The study, published online this week in Molecular Psychiatry, looked for biological markers that might be able to predict the risk for suicide in women specifically. To do so, the researchers first gave 51 women with known psychiatric conditions (e.g. schizophrenia) three mood questionnaires and genetic tests. Among those 51 participants, the researchers found 12 women whose questionnaires suggested they tended to go back and forth between no suicidal thoughts and high levels of suicidal thoughts. And those 12 showed different patterns of gene activation when they were at different levels of suicide risk.
Then, in a follow-up experiment, the researchers looked at blood tests for six women who had died by suicide. Here the researchers found several blood biomarkers that were similar to those already identified in men with higher risks for suicide, but some were unique to women. For instance, biomarkers involved in regulating our circadian rhythms and those targeted by lithium were altered in women only.
Finally, in a third experiment, the researchers tested out those biomarkers and two questionnaire apps in 33 women with psychiatric conditions. Rather than asking directly about suicidal thoughts or behaviour, the apps assessed participants' overall moods, anxiety levels, social isolation, and physical health. Using the apps and the biomarkers, the researchers were able to predict which participants would have suicidal thoughts in the future with 82% accuracy — and which would end up requiring hospitalisation with 78% accuracy.
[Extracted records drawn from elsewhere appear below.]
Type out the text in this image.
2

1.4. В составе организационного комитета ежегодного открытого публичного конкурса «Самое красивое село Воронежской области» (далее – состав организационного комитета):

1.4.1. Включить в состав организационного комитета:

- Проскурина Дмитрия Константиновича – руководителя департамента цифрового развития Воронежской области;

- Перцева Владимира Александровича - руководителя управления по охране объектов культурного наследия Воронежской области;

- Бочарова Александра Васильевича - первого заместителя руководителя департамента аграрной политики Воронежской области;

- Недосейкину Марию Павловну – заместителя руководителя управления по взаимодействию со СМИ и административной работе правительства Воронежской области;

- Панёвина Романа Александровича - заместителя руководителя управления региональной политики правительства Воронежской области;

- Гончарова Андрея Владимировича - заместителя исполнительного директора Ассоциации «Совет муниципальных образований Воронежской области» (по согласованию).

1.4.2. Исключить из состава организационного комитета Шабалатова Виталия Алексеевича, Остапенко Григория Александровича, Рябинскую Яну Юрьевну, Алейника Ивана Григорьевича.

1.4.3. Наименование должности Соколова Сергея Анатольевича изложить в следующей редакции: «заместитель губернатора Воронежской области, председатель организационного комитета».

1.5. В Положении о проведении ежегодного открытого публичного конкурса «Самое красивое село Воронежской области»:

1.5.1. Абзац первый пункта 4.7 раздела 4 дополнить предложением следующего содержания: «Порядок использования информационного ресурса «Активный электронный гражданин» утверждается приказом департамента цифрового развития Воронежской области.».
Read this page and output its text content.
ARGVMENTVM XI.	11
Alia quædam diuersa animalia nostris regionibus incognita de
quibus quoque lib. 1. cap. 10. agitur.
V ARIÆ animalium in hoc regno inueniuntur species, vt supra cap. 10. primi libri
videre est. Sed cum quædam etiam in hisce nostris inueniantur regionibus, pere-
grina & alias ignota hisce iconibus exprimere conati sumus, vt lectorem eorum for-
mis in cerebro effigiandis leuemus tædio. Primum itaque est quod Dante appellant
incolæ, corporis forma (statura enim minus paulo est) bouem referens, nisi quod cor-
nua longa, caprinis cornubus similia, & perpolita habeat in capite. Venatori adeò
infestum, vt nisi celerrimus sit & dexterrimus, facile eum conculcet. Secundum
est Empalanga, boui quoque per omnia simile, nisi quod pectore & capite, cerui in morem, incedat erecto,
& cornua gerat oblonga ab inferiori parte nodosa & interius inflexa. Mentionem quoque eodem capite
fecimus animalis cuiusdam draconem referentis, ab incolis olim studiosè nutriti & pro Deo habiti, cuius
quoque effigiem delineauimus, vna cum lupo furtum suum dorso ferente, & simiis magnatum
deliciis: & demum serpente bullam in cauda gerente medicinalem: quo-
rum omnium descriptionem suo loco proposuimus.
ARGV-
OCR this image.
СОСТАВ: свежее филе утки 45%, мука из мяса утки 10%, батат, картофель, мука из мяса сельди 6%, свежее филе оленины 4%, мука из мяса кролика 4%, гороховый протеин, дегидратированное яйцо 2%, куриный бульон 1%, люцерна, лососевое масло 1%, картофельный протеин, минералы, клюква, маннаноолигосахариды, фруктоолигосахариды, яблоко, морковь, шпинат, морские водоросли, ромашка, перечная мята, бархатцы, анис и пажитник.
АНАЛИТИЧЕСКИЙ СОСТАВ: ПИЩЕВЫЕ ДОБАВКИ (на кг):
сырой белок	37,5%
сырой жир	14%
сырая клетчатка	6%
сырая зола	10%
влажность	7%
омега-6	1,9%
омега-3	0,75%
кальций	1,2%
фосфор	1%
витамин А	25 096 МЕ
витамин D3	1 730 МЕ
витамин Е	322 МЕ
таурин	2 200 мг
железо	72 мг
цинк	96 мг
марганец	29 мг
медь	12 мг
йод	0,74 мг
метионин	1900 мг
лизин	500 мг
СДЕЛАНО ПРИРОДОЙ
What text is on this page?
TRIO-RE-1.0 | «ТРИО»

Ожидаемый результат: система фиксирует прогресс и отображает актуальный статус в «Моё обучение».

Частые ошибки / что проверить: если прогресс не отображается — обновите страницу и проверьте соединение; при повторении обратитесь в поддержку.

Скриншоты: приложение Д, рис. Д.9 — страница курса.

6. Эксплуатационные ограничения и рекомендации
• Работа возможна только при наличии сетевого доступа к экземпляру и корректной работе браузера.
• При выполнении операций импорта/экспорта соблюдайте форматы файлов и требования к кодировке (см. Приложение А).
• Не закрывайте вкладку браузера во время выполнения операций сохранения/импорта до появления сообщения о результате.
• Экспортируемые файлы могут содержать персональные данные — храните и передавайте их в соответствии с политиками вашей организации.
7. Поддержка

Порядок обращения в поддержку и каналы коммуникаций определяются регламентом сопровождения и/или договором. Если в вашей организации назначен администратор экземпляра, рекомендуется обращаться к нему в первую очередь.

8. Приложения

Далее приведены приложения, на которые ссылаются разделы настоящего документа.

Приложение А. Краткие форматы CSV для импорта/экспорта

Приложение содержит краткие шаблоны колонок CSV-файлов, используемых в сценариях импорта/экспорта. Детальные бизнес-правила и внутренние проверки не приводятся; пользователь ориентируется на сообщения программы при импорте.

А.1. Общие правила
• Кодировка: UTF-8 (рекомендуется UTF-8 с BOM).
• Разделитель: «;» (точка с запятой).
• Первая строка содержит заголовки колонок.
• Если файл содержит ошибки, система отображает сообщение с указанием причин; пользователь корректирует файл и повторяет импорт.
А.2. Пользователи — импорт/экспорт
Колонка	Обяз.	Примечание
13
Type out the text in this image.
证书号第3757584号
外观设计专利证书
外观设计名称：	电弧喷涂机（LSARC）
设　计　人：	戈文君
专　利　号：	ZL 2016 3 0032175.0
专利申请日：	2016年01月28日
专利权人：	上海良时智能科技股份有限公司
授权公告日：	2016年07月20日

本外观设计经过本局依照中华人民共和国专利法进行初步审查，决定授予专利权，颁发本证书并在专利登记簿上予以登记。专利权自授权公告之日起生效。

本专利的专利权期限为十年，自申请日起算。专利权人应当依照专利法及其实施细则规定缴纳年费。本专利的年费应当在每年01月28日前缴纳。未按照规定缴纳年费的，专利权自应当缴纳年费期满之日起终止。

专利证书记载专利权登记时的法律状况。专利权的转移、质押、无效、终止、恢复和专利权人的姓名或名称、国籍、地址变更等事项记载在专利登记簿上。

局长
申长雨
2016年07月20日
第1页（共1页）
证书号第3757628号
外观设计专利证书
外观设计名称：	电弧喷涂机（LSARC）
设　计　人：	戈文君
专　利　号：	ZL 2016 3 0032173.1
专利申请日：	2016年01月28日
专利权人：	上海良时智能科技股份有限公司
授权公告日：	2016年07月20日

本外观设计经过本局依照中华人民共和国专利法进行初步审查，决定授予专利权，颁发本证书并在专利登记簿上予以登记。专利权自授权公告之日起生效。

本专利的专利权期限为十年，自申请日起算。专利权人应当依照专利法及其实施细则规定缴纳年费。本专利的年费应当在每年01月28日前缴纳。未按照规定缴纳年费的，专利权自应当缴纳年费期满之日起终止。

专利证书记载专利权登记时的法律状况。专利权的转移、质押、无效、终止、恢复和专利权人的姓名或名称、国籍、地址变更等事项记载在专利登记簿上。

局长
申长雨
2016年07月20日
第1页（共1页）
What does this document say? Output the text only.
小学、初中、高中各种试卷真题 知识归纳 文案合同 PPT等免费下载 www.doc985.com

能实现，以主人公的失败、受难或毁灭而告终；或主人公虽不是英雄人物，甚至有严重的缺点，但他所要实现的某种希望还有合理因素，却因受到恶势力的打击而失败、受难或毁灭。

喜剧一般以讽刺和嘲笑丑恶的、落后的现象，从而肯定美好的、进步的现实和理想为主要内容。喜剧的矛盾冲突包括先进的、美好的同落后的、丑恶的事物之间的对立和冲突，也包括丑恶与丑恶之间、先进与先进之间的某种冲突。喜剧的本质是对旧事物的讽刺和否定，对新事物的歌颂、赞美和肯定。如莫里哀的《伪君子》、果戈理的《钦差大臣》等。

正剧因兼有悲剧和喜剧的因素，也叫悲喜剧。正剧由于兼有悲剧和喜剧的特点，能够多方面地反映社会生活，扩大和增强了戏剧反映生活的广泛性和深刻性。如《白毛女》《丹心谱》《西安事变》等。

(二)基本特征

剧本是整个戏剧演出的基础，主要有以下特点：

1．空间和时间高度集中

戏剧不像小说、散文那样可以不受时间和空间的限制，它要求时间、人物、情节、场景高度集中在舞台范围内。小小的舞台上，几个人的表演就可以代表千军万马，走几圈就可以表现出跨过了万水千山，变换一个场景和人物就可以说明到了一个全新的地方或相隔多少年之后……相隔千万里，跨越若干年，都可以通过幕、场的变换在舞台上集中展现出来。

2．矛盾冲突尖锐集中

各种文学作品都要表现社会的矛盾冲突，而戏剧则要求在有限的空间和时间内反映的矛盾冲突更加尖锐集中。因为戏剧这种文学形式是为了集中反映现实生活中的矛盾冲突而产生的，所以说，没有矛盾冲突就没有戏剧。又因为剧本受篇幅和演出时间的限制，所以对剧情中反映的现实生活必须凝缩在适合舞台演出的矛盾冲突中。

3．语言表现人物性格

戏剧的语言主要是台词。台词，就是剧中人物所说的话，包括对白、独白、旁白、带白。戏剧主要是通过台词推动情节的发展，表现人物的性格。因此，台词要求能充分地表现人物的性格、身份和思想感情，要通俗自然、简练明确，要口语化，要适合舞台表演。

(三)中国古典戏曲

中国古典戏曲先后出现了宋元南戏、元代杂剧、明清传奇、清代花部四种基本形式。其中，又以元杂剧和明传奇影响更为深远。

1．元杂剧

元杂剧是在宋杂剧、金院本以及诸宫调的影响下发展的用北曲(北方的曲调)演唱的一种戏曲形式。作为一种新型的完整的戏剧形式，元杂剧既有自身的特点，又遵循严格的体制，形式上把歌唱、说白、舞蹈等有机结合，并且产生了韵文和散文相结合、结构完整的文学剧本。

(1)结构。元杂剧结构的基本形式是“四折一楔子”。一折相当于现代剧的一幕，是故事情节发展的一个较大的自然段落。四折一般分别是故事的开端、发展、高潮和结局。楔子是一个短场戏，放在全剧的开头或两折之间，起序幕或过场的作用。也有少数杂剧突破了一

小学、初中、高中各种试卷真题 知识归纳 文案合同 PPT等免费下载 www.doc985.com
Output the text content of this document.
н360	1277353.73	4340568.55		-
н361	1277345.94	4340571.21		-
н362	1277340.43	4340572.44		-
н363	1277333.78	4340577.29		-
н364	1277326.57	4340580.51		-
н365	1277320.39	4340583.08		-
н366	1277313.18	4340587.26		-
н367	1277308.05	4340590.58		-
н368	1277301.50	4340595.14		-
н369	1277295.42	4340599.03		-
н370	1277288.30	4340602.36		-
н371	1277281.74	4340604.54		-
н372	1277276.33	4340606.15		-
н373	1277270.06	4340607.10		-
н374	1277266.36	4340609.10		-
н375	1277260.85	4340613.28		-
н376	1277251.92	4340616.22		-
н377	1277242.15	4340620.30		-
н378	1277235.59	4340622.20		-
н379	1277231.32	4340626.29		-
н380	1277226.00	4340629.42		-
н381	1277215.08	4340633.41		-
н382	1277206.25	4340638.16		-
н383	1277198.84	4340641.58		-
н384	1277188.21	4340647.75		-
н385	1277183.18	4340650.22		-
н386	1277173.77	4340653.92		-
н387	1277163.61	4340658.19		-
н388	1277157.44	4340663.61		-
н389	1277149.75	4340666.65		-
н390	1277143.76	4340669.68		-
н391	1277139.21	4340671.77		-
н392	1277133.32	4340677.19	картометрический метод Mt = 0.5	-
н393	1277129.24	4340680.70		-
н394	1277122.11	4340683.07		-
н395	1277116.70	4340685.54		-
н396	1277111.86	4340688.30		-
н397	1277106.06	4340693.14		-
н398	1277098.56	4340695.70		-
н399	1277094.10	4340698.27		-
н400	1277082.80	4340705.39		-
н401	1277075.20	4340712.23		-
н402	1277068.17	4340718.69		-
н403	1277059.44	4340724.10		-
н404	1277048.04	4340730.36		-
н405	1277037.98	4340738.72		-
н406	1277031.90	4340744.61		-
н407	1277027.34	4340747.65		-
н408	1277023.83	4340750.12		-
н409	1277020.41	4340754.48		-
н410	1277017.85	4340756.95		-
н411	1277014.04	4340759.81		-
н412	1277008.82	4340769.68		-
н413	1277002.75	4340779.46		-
"With this study," the authors write, "we begin to shed much needed light in the area of female suicidality, identify useful objective predictors, and help understand gender commonalities and differences."
Of course, there were a few limitations of the study. For instance, all of the participants in each experiment had already been diagnosed with a mental health issue. So it's not clear how well these markers would help us identify those at risk in the general population. Still, this is an area of women's mental health that hasn't received much research attention until recently.
The first step in figuring out someone's risk for suicide is usually asking him or her directly about any suicidal thoughts or behaviour. But, partly because of deeply ingrained stigmas in our culture, people aren't always honest about these things. So a combination of biological markers and less overt methods of questioning may play an especially important role in assessing someone's (otherwise hidden) risk — and ultimately saving that person's life.